In our days the Internet offers an immense number of ways for people to share their opinions and feelings with each other whether these concern a product they bought, a service they used, some news they heard, etc. Since people mutually influence one another with their opinions, it would be of great use if one could automatically detect, analyze and rank or classify these opinions in the vast amount of text documents people post on the web.
This thesis -- after giving a general overview of the field of sentiment analysis -- presents the design, implementation and evaluation of a sentiment analysing application. The main goal of sentiment analysis is to determine the feelings or opinions expressed in text documents with respect to a specific topic. Sentiment analysis works with documents written in natural language, so the various phrasings of the documents, the sarcasm, the subtle or devious expressions make the analysing process extremely difficult. Solving the subtasks of sentiment analysis requires the application of data mining, natural language processing and machine learning processes.

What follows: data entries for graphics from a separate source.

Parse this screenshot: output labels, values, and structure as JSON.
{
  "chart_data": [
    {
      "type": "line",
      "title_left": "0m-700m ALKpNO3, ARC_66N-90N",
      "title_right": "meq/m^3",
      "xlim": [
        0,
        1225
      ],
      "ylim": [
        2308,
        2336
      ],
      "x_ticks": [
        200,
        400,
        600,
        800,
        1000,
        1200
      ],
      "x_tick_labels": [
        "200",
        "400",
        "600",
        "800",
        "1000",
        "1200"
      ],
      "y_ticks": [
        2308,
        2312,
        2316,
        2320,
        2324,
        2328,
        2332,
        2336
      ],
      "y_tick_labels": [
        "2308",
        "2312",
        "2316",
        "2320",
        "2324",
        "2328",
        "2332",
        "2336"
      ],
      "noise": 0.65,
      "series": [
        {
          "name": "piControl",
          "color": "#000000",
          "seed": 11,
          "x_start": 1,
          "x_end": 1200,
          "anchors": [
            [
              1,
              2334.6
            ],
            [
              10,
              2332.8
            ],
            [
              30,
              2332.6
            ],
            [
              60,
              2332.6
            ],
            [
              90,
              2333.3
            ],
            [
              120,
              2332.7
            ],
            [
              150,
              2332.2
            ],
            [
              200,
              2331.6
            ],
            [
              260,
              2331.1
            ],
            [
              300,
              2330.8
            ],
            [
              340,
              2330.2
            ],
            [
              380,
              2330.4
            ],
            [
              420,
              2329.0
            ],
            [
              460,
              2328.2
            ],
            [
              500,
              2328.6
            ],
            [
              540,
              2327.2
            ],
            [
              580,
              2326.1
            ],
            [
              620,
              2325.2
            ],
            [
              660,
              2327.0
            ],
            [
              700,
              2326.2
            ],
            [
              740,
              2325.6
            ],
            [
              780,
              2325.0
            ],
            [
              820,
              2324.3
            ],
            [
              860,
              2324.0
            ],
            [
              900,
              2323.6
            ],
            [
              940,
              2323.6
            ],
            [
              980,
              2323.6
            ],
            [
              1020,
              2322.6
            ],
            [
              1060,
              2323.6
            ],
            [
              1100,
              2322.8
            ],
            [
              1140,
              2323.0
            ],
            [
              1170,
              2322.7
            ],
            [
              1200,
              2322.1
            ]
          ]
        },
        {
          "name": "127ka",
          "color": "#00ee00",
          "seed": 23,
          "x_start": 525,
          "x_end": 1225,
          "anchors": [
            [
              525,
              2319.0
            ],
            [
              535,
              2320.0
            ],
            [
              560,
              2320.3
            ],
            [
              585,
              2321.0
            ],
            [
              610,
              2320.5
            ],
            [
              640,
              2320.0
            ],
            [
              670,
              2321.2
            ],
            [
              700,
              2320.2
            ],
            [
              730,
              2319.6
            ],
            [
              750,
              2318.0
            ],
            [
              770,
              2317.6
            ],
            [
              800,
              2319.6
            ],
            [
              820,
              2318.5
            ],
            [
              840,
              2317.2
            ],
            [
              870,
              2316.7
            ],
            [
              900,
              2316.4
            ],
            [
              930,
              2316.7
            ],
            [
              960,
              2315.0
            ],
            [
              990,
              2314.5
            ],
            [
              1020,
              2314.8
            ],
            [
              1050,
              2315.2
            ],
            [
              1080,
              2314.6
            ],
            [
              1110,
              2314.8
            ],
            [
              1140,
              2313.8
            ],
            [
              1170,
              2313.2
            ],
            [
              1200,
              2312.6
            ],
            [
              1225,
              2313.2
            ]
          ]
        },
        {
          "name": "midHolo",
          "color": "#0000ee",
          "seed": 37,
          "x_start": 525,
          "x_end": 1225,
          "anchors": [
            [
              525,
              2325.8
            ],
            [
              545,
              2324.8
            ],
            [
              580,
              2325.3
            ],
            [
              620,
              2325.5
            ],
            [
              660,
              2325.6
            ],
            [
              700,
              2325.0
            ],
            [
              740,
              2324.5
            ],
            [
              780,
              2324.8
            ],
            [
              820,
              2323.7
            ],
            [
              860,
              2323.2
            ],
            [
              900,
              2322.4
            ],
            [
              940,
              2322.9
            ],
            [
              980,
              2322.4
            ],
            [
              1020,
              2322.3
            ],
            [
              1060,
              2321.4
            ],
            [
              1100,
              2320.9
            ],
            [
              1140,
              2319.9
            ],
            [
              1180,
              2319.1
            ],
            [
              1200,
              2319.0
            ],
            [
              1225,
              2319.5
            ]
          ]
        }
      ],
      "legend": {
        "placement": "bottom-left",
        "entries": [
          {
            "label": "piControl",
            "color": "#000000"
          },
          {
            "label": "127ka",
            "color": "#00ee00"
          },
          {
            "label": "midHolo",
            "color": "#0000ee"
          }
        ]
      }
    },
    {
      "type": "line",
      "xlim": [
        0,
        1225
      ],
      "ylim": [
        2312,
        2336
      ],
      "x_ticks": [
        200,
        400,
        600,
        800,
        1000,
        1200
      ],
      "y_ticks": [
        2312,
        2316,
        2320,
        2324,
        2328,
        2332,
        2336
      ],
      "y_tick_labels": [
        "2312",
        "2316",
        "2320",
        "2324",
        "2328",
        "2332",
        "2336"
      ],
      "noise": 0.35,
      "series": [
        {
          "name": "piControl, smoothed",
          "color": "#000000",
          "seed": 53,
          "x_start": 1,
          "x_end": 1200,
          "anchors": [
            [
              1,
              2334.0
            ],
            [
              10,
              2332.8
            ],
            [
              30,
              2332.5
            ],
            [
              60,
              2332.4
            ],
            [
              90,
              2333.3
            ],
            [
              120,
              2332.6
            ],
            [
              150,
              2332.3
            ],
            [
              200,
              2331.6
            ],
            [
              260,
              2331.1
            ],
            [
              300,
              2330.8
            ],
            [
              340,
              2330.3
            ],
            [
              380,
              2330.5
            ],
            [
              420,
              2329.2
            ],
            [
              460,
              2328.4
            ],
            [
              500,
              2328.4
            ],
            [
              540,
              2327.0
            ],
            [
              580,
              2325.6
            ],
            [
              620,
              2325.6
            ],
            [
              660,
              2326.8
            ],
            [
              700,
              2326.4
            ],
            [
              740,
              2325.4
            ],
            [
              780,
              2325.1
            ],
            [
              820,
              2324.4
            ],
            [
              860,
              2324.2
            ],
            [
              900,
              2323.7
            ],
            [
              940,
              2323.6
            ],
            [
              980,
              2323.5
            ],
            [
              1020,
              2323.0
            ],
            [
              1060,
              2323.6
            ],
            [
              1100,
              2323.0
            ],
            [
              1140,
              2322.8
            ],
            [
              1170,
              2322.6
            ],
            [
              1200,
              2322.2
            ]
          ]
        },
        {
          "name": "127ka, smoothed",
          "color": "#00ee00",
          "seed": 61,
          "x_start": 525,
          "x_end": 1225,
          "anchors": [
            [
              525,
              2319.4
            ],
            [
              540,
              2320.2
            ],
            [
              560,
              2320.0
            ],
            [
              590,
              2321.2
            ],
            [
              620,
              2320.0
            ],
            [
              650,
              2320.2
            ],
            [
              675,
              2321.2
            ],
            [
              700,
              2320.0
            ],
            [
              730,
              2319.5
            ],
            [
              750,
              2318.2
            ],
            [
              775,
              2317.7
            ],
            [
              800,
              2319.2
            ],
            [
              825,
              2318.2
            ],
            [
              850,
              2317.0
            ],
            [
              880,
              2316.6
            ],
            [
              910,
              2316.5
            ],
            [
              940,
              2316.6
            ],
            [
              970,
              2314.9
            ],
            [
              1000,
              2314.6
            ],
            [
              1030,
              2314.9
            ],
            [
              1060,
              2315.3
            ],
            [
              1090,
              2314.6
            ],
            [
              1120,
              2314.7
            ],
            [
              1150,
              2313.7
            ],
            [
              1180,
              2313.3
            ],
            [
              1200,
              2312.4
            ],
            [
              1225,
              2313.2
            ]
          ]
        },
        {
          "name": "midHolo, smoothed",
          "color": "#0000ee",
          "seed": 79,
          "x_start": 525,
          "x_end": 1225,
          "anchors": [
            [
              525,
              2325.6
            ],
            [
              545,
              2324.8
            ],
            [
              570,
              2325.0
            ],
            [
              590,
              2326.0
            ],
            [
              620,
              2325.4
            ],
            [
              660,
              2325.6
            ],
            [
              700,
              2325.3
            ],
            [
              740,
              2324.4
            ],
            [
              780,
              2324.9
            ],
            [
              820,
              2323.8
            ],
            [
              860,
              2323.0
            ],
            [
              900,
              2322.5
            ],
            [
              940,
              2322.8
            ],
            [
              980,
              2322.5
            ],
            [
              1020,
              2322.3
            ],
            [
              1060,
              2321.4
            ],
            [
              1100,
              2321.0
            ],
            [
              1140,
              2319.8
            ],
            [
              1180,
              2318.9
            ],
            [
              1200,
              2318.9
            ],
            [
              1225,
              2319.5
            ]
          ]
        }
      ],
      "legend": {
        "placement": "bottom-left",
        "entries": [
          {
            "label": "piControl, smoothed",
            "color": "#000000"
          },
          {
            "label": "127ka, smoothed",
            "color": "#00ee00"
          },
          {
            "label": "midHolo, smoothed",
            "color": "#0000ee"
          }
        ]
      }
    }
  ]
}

The sentiment analysing application introduced in this thesis uses its own database of Twitter messages written in Hungarian language. By giving a search expression one can reduce the set of messages to be analysed by the application to the ones that concern the specific topic described by this expression. The application then assigns an integer number from the interval [-100,100] to each selected message, which number should reflect the feelings or opinion of the person who wrote the message regarding the given topic. Naturally, -100 represents the most negative opinion, and +100 represents the most positive one, while the meaning of the label 0 is a neutral opinion. This can either mean that there were no subjective elements in the message, or that the person who wrote it is pretty much indifferent about the chosen topic.